Ballantyne kicked a loose stone across the yard until it rolled against the corpse.
He said, “So that they can tell the difference!” He turned back toward Tyacke, his eyes filling his face. “Mutineers, rebels, call them what you will. They are still traitors!”
He walked on, and although Tyacke was a tall man he had to quicken his pace to keep up with him. He thought he had seen some human shadows through a colonnade, as if there were others watching, perhaps waiting to remove the dead intruder.
Now they were on another side of the building, on a terrace overlooking the next stretch of anchorage. There were a few small vessels, obviously derelict or abandoned, and beyond, the full panorama of hills.

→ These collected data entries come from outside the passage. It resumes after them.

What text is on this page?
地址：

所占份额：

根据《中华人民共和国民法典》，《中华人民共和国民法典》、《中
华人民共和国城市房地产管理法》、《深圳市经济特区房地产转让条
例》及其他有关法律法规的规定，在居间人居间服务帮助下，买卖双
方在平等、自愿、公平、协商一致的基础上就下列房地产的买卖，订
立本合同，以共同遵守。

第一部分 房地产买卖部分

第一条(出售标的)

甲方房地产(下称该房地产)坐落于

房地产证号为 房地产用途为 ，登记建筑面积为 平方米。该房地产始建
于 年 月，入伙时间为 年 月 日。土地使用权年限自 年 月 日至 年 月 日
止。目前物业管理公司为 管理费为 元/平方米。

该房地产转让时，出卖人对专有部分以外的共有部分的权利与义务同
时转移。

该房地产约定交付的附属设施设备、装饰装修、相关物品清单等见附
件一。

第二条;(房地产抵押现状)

Tyacke kept walking toward the low wall but stopped when Ballantyne touched his sleeve.
“No further, Captain. We are possibly out of range here, but why take the risk?”
As if in response there was a dull bang, probably a musket, but no hint of any fall of shot.
Ballantyne said calmly, “We are the ones under siege. We can withstand any frontal attack by those scum, but we are cut off from our supply routes.” His hand indicated the terrace. “This place was built to defend others!”
He had taken Tyacke’s arm again. “Look yonder, Captain. Perhaps the fight is already lost!”